There was an example where it read username
in String
reference, whereas password
in a char[]
array, but I couldn't understand why it used char array.. Here is the code : -
Console console = System.console();
String username = console.readLine("User Name? ");
char[] password = console.readPassword("Password? ");
This raised a doubt in my mind.. Why didn't we used String reference to store password. Since Strings
are immutable, so it must be more secure to read password in a String, as its content could not be changed for that matter.
So, what's the whole point in reading password
in char[]
array..
Can anyone shed some light in this matter?
As you said, strings are immutable, meaning that once you've created the string, if another process can dump memory, there's no way (ok, may with reflection) you can get rid of the data before GC kicks in.
With an array, you can explicitly wipe the data after you're done with it: you can overwrite the array with anything you like, and the password won't be present anywhere in the system, even before garbage collection.
From the Javadoc of java.io.Console:
Security note: If an application needs to read a password or other secure data,
it should use readPassword()
or readPassword(String, Object...)
and manually zero
the returned character array after processing to minimize the lifetime of
sensitive data in memory.
This is just to prevent other applications (like keyloggers etc., from accessing the password.
And moreover if you use String
, since they are immutable, modifying them would create copies in the memory. Using char[]
would save you in this case.

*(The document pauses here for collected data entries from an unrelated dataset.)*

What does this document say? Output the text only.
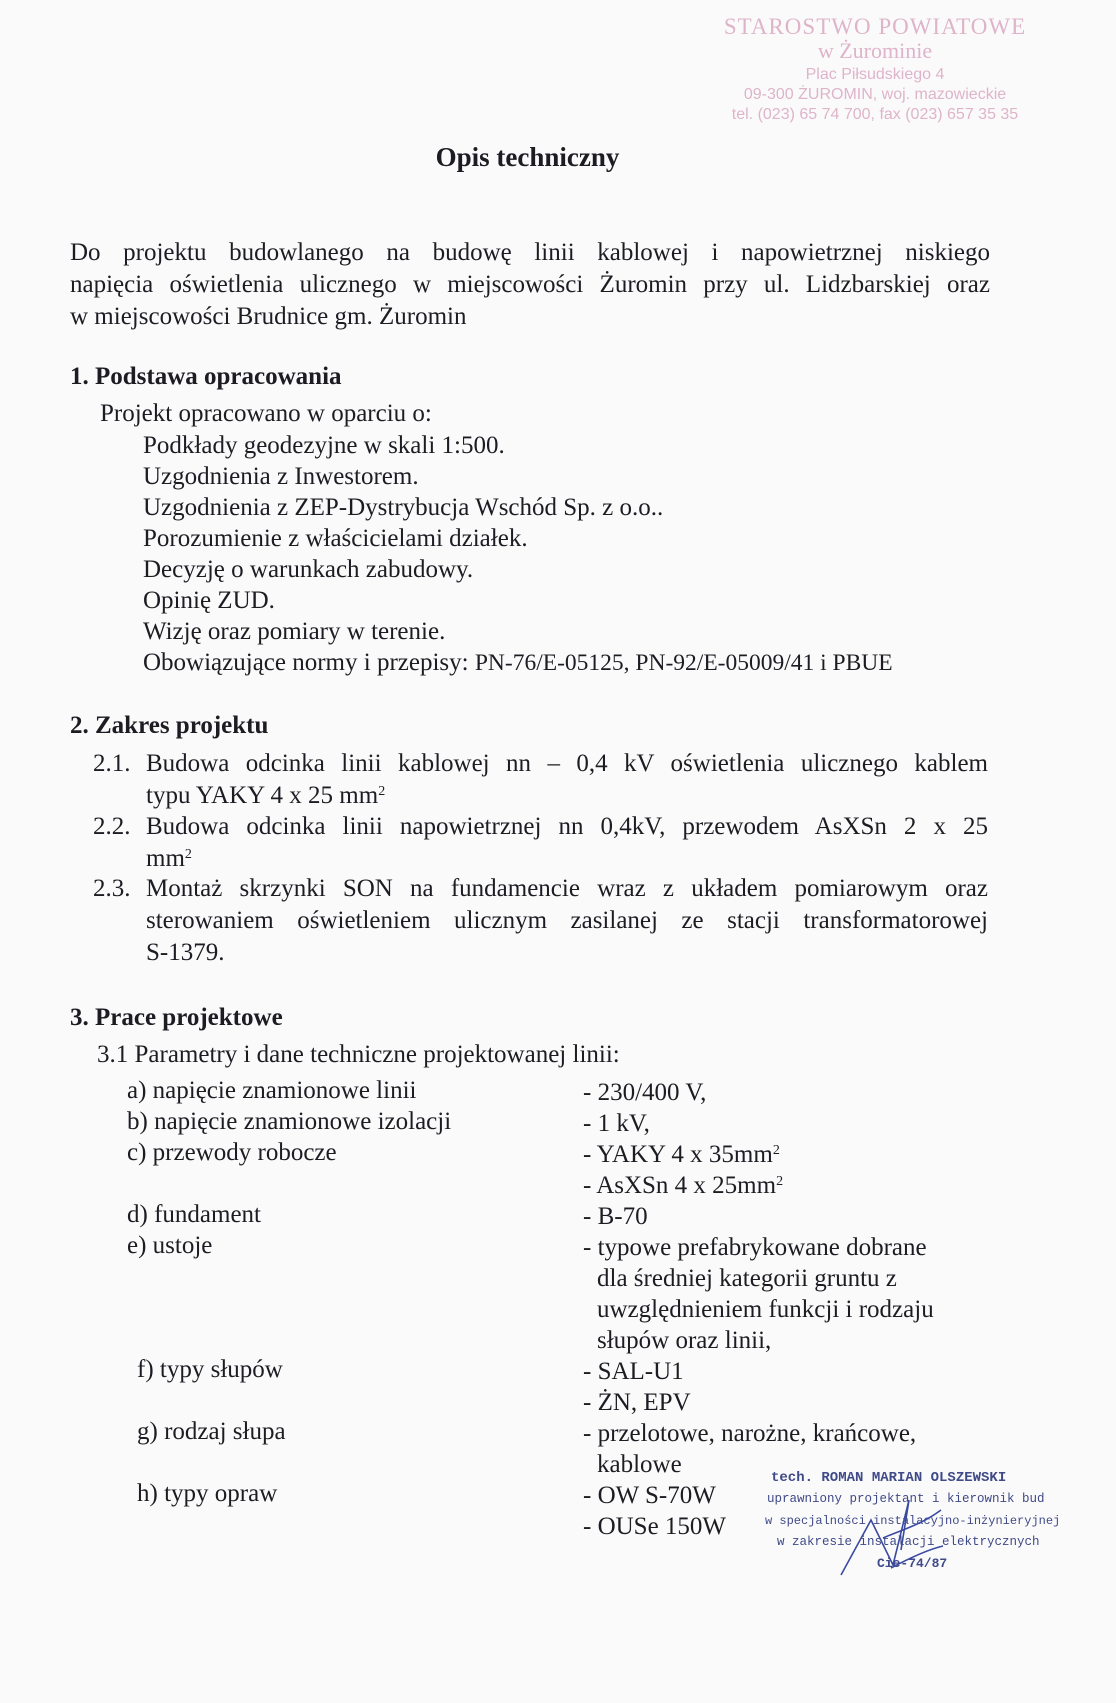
STAROSTWO POWIATOWE
w Żurominie
Plac Piłsudskiego 4
09-300 ŻUROMIN, woj. mazowieckie
tel. (023) 65 74 700, fax (023) 657 35 35
Opis techniczny
Do projektu budowlanego na budowę linii kablowej i napowietrznej niskiego
napięcia oświetlenia ulicznego w miejscowości Żuromin przy ul. Lidzbarskiej oraz
w miejscowości Brudnice gm. Żuromin
1. Podstawa opracowania
Projekt opracowano w oparciu o:
Podkłady geodezyjne w skali 1:500.
Uzgodnienia z Inwestorem.
Uzgodnienia z ZEP-Dystrybucja Wschód Sp. z o.o..
Porozumienie z właścicielami działek.
Decyzję o warunkach zabudowy.
Opinię ZUD.
Wizję oraz pomiary w terenie.
Obowiązujące normy i przepisy: PN-76/E-05125, PN-92/E-05009/41 i PBUE
2. Zakres projektu
2.1. Budowa odcinka linii kablowej nn – 0,4 kV oświetlenia ulicznego kablem
typu YAKY 4 x 25 $mm^2$
2.2. Budowa odcinka linii napowietrznej nn 0,4kV, przewodem AsXSn 2 x 25
$mm^2$
2.3. Montaż skrzynki SON na fundamencie wraz z układem pomiarowym oraz
sterowaniem oświetleniem ulicznym zasilanej ze stacji transformatorowej
S-1379.
3. Prace projektowe
3.1 Parametry i dane techniczne projektowanej linii:
a) napięcie znamionowe linii	- 230/400 V,
b) napięcie znamionowe izolacji	- 1 kV,
c) przewody robocze	- YAKY 4 x $35mm^2$
- AsXSn 4 x $25mm^2$
d) fundament	- B-70
e) ustoje	- typowe prefabrykowane dobrane
dla średniej kategorii gruntu z
uwzględnieniem funkcji i rodzaju
słupów oraz linii,
f) typy słupów	- SAL-U1
- ŻN, EPV
g) rodzaj słupa	- przelotowe, narożne, krańcowe,
kablowe
h) typy opraw	- OW S-70W
- OUSe 150W
tech. ROMAN MARIAN OLSZEWSKI
uprawniony projektant i kierownik bud
w specjalności instalacyjno-inżynieryjnej
w zakresie instalacji elektrycznych
Cie-74/87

As they are mutable, they won't create an copies and you can make them null after processing.
As strings are immutable, they cannot be overwritten and remain in memory while the application is active. A char
array, on the other hand can be cleared of all password information.
I believe that it is so you can clear them from memory by overwriting them when you no longer need them. With Java at least, if you use String, then there may be copies leftover in memory.
If you overwrite the char array using a for loop and set each value to 0, I don't think there will be any leftover copies in memory.